Resource endowments and knowledge systems: Possess remarkable natural resource endowments (especially biodiversity) and intrinsic knowledge systems of global benefit.

Social and Cultural Diversity: Represent diverse social and cultural, institutional and economic approaches to management.

Public Goods: Provide global public goods and heritage which needed economic valuation.

Traditional Knowledge: Maintain invaluable knowledge and technology about landscapes, genetic resources, human cultures, and social organisation and institutions.

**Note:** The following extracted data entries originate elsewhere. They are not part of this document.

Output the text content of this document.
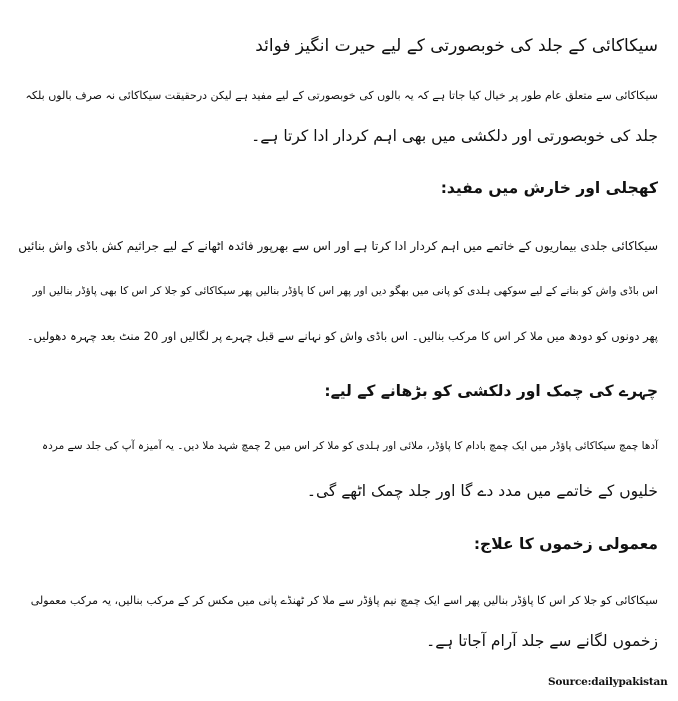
سیکاکائی کے جلد کی خوبصورتی کے لیے حیرت انگیز فوائد
سیکاکائی سے متعلق عام طور پر خیال کیا جاتا ہے کہ یہ بالوں کی خوبصورتی کے لیے مفید ہے لیکن درحقیقت سیکاکائی نہ صرف بالوں بلکہ
جلد کی خوبصورتی اور دلکشی میں بھی اہم کردار ادا کرتا ہے۔
کھجلی اور خارش میں مفید:
سیکاکائی جلدی بیماریوں کے خاتمے میں اہم کردار ادا کرتا ہے اور اس سے بھرپور فائدہ اٹھانے کے لیے جراثیم کش باڈی واش بنائیں
اس باڈی واش کو بنانے کے لیے سوکھی ہلدی کو پانی میں بھگو دیں اور پھر اس کا پاؤڈر بنالیں پھر سیکاکائی کو جلا کر اس کا بھی پاؤڈر بنالیں اور
پھر دونوں کو دودھ میں ملا کر اس کا مرکب بنالیں۔ اس باڈی واش کو نہانے سے قبل چہرے پر لگالیں اور 20 منٹ بعد چہرہ دھولیں۔
چہرے کی چمک اور دلکشی کو بڑھانے کے لیے:
آدھا چمچ سیکاکائی پاؤڈر میں ایک چمچ بادام کا پاؤڈر، ملائی اور ہلدی کو ملا کر اس میں 2 چمچ شہد ملا دیں۔ یہ آمیزہ آپ کی جلد سے مردہ
خلیوں کے خاتمے میں مدد دے گا اور جلد چمک اٹھے گی۔
معمولی زخموں کا علاج:
سیکاکائی کو جلا کر اس کا پاؤڈر بنالیں پھر اسے ایک چمچ نیم پاؤڈر سے ملا کر ٹھنڈے پانی میں مکس کر کے مرکب بنالیں، یہ مرکب معمولی
زخموں لگانے سے جلد آرام آجاتا ہے۔
Source:dailypakistan
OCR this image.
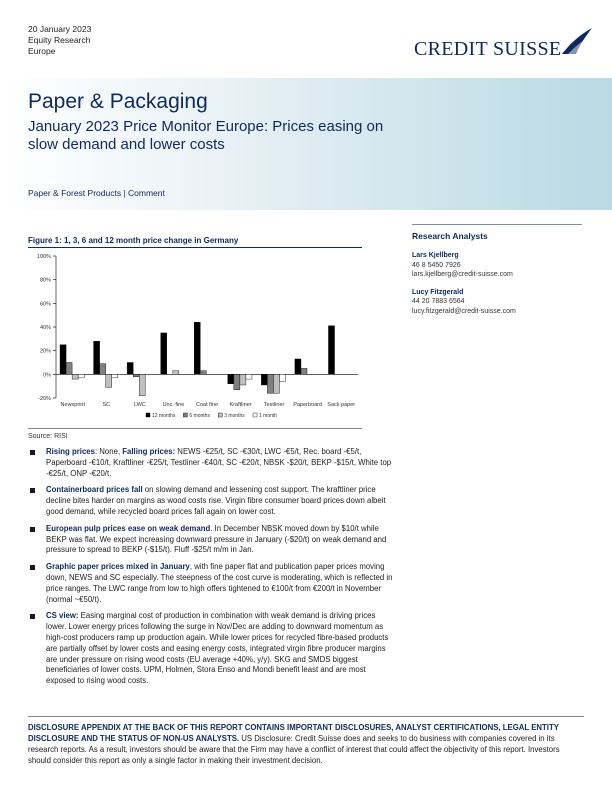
20 January 2023
Equity Research
Europe	CREDIT SUISSE
Paper & Packaging
January 2023 Price Monitor Europe: Prices easing on slow demand and lower costs
Paper & Forest Products | Comment
Research Analysts
Lars Kjellberg
46 8 5450 7926
lars.kjellberg@credit-suisse.com
Lucy Fitzgerald
44 20 7883 6564
lucy.fitzgerald@credit-suisse.com
Figure 1: 1, 3, 6 and 12 month price change in Germany
100%
80%
60%
40%
20%
0%
-20%
Newsprint	SC	LWC	Unc. fine Coat fine Kraftliner Testliner Paperboard Sack paper
12 months	6 months	3 months	1 month
Source: RISI
Rising prices: None, Falling prices: NEWS -€25/t, SC -€30/t, LWC -€5/t, Rec. board -€5/t, Paperboard -€10/t, Kraftliner -€25/t, Testliner -€40/t, SC -€20/t, NBSK -$20/t, BEKP -$15/t, White top -€25/t, ONP -€20/t.
Containerboard prices fall on slowing demand and lessening cost support. The kraftliner price decline bites harder on margins as wood costs rise. Virgin fibre consumer board prices down albeit good demand, while recycled board prices fall again on lower cost.
European pulp prices ease on weak demand. In December NBSK moved down by $10/t while BEKP was flat. We expect increasing downward pressure in January (-$20/t) on weak demand and pressure to spread to BEKP (-$15/t). Fluff -$25/t m/m in Jan.
Graphic paper prices mixed in January, with fine paper flat and publication paper prices moving down, NEWS and SC especially. The steepness of the cost curve is moderating, which is reflected in price ranges. The LWC range from low to high offers tightened to €100/t from €200/t in November (normal ~€50/t).
CS view: Easing marginal cost of production in combination with weak demand is driving prices lower. Lower energy prices following the surge in Nov/Dec are adding to downward momentum as high-cost producers ramp up production again. While lower prices for recycled fibre-based products are partially offset by lower costs and easing energy costs, integrated virgin fibre producer margins are under pressure on rising wood costs (EU average +40%, y/y). SKG and SMDS biggest beneficiaries of lower costs. UPM, Holmen, Stora Enso and Mondi benefit least and are most exposed to rising wood costs.
DISCLOSURE APPENDIX AT THE BACK OF THIS REPORT CONTAINS IMPORTANT DISCLOSURES, ANALYST CERTIFICATIONS, LEGAL ENTITY DISCLOSURE AND THE STATUS OF NON-US ANALYSTS. US Disclosure: Credit Suisse does and seeks to do business with companies covered in its research reports. As a result, investors should be aware that the Firm may have a conflict of interest that could affect the objectivity of this report. Investors should consider this report as only a single factor in making their investment decision.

Relation to the land: everyday as well as associative values of the landscape and agro-ecosystem for peoples collective and individual survival and livelihood, their identity and spiritual, religious, philosophical life and the artistic expressions thereof.

Historic relevance 

The contribution of the agricultural system/site to the domestication and development  of agricultural biodiversity, the creation of valuable landscapes, the development of agricultural knowledge and technologies over generations , and to human, social and cultural development in general, constitutes its historic relevance. Additionally, the historic relevance is determined by whether the system/site has remained sustainable and has shown its resilience in the face of environmental and socio-economic changes over time.

Contemporary relevance 

The systems’/sites’ contemporary relevance is established by its present and future capacity to provide food and livelihood security, to contribute to human well-being and quality of life, and to generate other local, national and global economic and environmental goods and services to its community and wider society. This criterion therefore relates to the relevance of an agricultural system/site to global or national policy and sustainable development challenges, most prominently achieving food security, human well-being and environmental goals, such as climate adaptation, carbon sequestration, water, land and biodiversity conservation. Under this criterion one should highlight particular lessons learnt or principles that can be derived from the system site, which might be applied elsewhere.